Im Interview mit WDR-Investigativ sagte Brorhilker zu ihrer Entscheidung: „Ich war immer mit Leib und Seele Staatsanwältin, gerade im Bereich von Wirtschaftskriminalität, aber ich bin überhaupt nicht zufrieden damit, wie in Deutschland Finanzkriminalität verfolgt wird.“ Die Politik, so Brorhilkers Befund, habe elf Jahre nach Bekanntwerden der ersten Cum-Ex-Fälle noch immer nicht hinreichend reagiert.

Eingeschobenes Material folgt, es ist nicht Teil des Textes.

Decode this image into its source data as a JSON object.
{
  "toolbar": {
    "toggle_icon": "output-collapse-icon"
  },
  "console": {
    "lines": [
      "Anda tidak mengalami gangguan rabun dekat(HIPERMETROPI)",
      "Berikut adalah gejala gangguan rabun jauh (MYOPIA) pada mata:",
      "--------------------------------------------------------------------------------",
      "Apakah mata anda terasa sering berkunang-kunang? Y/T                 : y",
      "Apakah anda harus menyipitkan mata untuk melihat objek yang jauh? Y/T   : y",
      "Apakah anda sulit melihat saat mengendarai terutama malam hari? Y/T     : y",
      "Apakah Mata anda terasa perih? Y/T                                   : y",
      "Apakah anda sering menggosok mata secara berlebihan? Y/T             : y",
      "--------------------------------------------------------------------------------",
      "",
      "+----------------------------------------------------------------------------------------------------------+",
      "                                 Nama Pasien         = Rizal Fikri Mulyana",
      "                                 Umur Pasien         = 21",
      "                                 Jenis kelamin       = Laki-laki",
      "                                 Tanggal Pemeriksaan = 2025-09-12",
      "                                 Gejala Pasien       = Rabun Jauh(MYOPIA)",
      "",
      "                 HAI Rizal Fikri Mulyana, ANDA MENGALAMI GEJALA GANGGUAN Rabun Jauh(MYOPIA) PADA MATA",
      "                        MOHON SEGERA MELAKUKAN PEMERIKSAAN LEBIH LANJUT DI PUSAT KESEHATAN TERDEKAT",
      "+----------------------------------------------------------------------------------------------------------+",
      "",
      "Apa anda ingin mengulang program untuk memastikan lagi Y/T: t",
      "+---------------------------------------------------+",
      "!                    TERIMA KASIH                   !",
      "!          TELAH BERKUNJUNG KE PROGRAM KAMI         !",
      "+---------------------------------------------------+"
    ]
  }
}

Steuerdiebstähle seien längst nicht gestoppt, es gebe Cum-Ex-Nachfolgemodelle, wie bei einem „Hase-und-Igel-Spiel“. Grund seien fehlende Kontrollen, was bei Banken und auf den Aktienmärkten geschehe. Um das Problem zu lösen, spricht sich die Strafverfolgerin für mehr Personal in der Strafverfolgung und für eine zentrale bundesweite Behörde zur Bekämpfung von Finanzkriminalität aus, die auch Steuervergehen verfolge.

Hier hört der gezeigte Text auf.